Becoming a mentor here and being part of y’all’s lives has been the highlight of my college career. Whether it was spending time coaching a few of y’all, making jokes or just talking through ideas and challenges, I made connections here that really impacted me.
I’ve accomplished everything I set out to do at Tennessee. I was a three-year starter and I got my degree, and I’m leaving here with the ability and opportunity to continue playing football at a high level.
But in order to do that, I have to say goodbye to all of you. And that’s really hard for me.
Before I do, I want to thank all of you. Thank you for letting me into your lives. Thank you for all the jokes. And thank you for helping me realize my true purpose: to one day start a school that will help kids just like you.

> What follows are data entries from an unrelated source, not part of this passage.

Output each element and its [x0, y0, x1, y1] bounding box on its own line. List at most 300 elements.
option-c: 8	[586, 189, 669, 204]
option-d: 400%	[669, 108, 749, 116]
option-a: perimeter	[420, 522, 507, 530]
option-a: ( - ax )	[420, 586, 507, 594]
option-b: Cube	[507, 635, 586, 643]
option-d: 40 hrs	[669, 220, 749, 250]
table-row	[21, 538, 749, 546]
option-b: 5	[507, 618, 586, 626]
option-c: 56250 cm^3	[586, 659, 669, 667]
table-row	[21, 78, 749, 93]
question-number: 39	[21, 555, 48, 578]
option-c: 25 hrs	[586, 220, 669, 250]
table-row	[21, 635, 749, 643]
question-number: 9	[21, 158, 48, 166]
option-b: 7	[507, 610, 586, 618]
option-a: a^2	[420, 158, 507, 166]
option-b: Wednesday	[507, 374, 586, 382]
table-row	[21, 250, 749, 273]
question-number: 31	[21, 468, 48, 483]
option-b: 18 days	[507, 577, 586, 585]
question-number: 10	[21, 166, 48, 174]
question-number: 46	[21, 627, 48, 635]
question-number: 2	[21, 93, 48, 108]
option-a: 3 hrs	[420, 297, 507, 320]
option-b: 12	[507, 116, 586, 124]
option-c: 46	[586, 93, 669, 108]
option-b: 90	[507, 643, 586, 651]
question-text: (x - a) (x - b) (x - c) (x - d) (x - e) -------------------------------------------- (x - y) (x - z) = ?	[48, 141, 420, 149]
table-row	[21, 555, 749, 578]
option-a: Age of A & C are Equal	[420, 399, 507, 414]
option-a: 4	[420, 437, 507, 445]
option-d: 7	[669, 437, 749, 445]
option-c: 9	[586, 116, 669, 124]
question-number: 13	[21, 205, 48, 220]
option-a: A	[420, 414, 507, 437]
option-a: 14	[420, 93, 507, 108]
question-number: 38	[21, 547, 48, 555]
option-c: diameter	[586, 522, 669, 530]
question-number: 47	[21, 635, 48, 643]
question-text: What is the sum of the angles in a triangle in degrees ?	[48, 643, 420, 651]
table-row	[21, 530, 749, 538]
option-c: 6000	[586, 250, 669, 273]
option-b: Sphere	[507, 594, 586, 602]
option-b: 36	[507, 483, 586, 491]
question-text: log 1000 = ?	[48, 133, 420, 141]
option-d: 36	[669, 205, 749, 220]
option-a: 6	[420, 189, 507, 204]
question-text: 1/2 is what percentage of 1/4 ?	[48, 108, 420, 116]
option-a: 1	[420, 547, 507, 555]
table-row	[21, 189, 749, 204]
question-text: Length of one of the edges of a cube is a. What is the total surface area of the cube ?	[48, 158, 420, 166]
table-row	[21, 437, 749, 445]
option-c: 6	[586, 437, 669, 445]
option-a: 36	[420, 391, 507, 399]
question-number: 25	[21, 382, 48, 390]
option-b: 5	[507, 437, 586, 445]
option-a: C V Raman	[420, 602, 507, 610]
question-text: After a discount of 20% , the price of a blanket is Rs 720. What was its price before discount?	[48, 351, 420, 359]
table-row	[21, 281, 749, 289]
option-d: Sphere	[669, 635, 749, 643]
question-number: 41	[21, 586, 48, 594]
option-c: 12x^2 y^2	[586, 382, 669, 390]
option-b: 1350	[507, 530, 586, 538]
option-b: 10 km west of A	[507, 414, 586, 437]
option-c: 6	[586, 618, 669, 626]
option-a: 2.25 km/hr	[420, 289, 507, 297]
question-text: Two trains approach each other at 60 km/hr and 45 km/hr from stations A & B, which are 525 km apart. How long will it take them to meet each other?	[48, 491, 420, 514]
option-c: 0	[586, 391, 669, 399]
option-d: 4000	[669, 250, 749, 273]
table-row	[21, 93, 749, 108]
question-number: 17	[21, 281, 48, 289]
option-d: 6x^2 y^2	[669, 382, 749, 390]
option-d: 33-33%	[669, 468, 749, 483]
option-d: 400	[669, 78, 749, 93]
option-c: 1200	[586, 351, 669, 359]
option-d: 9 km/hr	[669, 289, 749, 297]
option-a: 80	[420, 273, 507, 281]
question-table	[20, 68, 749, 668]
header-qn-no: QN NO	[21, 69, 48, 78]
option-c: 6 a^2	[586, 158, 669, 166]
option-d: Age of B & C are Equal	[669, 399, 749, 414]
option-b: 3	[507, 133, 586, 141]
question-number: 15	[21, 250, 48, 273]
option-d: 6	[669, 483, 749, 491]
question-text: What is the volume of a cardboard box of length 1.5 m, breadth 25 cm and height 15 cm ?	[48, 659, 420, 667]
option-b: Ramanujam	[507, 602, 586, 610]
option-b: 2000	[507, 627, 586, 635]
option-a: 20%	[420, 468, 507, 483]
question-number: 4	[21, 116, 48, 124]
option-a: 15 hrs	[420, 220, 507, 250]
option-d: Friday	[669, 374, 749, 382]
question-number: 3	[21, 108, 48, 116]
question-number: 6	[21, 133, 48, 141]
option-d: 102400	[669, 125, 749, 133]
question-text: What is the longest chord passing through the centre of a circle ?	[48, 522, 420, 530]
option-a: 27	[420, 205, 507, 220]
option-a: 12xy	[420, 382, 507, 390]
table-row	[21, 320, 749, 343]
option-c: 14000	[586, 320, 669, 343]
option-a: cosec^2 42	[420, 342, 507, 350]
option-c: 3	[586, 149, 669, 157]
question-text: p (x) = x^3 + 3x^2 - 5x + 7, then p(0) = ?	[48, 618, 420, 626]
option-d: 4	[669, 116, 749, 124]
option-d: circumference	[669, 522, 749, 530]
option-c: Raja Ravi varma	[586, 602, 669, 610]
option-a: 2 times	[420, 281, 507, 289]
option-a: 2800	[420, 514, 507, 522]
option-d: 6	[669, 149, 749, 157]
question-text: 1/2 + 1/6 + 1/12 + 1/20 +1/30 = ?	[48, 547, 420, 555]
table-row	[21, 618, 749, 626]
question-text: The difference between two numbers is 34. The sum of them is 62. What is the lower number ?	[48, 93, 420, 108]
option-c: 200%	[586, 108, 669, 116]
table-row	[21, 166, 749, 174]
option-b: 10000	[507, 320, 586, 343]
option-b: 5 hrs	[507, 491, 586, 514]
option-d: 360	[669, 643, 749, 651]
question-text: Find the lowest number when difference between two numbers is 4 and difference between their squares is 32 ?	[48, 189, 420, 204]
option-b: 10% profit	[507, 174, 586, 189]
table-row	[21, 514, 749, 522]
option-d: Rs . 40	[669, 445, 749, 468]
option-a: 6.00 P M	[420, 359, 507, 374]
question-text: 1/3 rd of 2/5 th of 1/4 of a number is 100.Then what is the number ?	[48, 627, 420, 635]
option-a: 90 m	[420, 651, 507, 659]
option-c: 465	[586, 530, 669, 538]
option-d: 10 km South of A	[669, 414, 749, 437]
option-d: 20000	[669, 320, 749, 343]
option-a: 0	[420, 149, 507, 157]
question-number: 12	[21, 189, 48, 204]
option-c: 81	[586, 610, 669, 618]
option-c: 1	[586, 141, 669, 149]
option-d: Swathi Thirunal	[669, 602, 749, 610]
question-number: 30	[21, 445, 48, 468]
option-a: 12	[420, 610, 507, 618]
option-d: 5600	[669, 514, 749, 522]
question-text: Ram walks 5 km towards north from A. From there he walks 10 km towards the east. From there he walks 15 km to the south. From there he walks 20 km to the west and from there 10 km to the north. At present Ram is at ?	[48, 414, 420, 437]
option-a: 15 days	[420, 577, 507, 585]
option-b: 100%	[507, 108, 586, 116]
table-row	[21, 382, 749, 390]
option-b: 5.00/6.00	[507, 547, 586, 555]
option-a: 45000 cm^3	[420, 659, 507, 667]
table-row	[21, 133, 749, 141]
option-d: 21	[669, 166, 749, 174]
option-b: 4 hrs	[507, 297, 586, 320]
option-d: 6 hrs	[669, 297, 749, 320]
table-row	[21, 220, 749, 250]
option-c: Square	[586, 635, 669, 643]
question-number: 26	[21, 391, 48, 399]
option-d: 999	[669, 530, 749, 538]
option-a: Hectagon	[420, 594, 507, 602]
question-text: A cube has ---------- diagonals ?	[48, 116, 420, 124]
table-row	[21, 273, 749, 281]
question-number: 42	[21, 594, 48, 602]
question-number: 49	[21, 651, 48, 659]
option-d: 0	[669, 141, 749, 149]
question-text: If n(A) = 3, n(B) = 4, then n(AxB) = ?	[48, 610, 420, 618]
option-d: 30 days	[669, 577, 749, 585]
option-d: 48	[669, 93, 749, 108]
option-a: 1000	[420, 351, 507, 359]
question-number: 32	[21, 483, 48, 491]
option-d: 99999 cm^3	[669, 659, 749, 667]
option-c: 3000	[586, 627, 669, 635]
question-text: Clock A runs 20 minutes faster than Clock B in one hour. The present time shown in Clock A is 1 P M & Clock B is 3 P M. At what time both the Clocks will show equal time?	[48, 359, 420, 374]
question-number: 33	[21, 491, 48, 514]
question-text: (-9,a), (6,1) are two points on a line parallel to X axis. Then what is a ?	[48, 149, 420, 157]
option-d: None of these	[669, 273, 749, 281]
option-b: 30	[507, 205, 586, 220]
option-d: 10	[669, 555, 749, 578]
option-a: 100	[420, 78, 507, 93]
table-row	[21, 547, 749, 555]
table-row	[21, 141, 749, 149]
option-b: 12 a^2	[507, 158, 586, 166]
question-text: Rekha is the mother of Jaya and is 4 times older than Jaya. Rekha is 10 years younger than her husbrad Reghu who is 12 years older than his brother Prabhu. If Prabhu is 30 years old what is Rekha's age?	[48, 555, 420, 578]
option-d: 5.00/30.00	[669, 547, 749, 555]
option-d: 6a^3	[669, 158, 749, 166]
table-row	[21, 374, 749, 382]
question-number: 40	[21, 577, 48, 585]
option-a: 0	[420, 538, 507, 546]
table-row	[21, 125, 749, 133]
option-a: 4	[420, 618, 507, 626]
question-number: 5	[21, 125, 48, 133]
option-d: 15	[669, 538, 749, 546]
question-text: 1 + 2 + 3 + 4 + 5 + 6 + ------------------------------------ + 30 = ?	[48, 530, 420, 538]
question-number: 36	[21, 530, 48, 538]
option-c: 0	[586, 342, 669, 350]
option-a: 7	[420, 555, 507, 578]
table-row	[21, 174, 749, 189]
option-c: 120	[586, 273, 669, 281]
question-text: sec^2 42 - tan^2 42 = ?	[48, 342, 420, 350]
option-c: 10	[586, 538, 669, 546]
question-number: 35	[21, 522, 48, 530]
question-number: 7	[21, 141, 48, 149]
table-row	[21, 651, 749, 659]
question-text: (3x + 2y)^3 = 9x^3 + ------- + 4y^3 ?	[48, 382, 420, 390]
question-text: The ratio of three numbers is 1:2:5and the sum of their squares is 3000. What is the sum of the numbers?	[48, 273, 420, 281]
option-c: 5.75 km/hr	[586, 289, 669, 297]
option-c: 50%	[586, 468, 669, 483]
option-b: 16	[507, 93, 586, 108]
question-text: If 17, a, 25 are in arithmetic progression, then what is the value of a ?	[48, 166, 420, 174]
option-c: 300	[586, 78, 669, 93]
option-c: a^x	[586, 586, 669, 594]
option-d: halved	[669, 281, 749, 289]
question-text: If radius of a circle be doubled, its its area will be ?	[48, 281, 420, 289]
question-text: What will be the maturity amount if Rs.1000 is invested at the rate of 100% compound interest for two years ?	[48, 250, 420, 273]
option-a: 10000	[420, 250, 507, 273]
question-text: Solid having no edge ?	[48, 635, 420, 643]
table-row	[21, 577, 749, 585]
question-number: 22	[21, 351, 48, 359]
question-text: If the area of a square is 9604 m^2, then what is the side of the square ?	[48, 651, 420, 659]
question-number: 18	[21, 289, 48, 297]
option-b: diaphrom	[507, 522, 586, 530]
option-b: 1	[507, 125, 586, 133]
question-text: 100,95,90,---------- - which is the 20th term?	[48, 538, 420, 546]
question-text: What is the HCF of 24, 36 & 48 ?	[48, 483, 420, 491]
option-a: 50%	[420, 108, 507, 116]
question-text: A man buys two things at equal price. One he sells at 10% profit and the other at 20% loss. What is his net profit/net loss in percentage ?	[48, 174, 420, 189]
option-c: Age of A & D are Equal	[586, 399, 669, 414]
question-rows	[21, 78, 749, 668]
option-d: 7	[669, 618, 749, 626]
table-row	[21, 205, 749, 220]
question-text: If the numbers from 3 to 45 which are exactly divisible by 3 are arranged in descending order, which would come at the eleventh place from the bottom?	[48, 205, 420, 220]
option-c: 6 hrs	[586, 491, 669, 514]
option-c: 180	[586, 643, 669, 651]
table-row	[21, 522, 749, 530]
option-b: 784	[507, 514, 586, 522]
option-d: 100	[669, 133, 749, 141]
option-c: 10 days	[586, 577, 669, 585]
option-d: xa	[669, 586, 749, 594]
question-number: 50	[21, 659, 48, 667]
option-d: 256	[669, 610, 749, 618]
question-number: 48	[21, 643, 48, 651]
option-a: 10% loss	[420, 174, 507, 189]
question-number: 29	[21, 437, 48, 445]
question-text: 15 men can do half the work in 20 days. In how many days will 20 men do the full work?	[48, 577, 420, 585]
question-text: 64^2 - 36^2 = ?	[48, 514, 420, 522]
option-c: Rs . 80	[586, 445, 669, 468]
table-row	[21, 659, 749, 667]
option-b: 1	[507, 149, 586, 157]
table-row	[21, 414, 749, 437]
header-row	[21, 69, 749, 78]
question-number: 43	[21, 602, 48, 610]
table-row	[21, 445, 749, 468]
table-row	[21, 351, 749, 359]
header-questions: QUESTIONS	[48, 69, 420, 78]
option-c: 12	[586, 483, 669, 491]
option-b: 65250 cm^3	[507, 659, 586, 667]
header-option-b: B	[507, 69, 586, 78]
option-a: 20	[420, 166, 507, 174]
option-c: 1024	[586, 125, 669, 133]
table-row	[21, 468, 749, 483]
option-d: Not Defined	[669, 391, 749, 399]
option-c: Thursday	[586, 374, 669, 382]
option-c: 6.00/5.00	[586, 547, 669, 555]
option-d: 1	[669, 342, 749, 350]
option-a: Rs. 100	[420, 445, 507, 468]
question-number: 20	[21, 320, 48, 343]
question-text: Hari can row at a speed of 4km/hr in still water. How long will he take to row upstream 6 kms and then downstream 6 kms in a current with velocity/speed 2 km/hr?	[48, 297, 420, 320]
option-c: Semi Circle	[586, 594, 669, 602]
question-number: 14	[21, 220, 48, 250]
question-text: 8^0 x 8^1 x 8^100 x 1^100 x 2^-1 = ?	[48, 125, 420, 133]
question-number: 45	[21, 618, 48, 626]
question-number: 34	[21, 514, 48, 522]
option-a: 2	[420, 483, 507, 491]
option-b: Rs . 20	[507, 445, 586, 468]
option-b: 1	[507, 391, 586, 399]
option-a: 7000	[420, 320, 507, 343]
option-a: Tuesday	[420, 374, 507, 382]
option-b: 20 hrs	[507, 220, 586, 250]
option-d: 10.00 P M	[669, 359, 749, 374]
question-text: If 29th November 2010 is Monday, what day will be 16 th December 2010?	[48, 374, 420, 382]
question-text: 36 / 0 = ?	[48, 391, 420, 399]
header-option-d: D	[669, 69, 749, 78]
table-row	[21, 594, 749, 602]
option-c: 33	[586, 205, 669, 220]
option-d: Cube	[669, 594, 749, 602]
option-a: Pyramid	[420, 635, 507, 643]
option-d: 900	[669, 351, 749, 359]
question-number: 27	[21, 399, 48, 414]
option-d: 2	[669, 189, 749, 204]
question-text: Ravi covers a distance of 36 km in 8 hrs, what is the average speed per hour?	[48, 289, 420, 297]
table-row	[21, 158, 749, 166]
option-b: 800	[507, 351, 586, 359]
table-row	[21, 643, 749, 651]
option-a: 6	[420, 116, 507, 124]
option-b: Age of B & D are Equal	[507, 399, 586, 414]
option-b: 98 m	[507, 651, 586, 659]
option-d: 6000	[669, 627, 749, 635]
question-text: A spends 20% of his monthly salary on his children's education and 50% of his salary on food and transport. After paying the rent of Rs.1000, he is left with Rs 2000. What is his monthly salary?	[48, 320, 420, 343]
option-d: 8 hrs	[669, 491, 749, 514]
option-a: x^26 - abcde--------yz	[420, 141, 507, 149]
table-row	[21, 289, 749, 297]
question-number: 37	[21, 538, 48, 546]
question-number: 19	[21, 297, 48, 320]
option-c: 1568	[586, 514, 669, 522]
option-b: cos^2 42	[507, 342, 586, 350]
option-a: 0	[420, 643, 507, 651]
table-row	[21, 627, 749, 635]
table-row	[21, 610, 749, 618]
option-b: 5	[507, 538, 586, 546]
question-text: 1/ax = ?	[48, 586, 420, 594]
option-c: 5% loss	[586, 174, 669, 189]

I want to work with kids on all the same things that we spoke about during my time here. I want to teach them about how haters can distract and cloud your vision. I want to let them know that when obstacles come in life, they have to dodge them and keep their heads up. And finally, I want to provide the kind of support system for them that has helped me get to this point.
Without my friends and family, my journey would have been impossible. I’d run out of time if I were to name all of y’all, but each of you hearing this knows the effect you have had on my life. I’m grateful to all of you.
Although I’m going to miss coming here and being with y’all, I have work to do elsewhere. But never forget, wherever I go, you guys are always going to be part of me. Y’all changed my outlook and direction.
This next step in my journey will help me find another piece of the puzzle — and to keep fulfilling my ultimate purpose. Next year, I will earn my masters degree in social entrepreneurship and play football at the University of Southern California.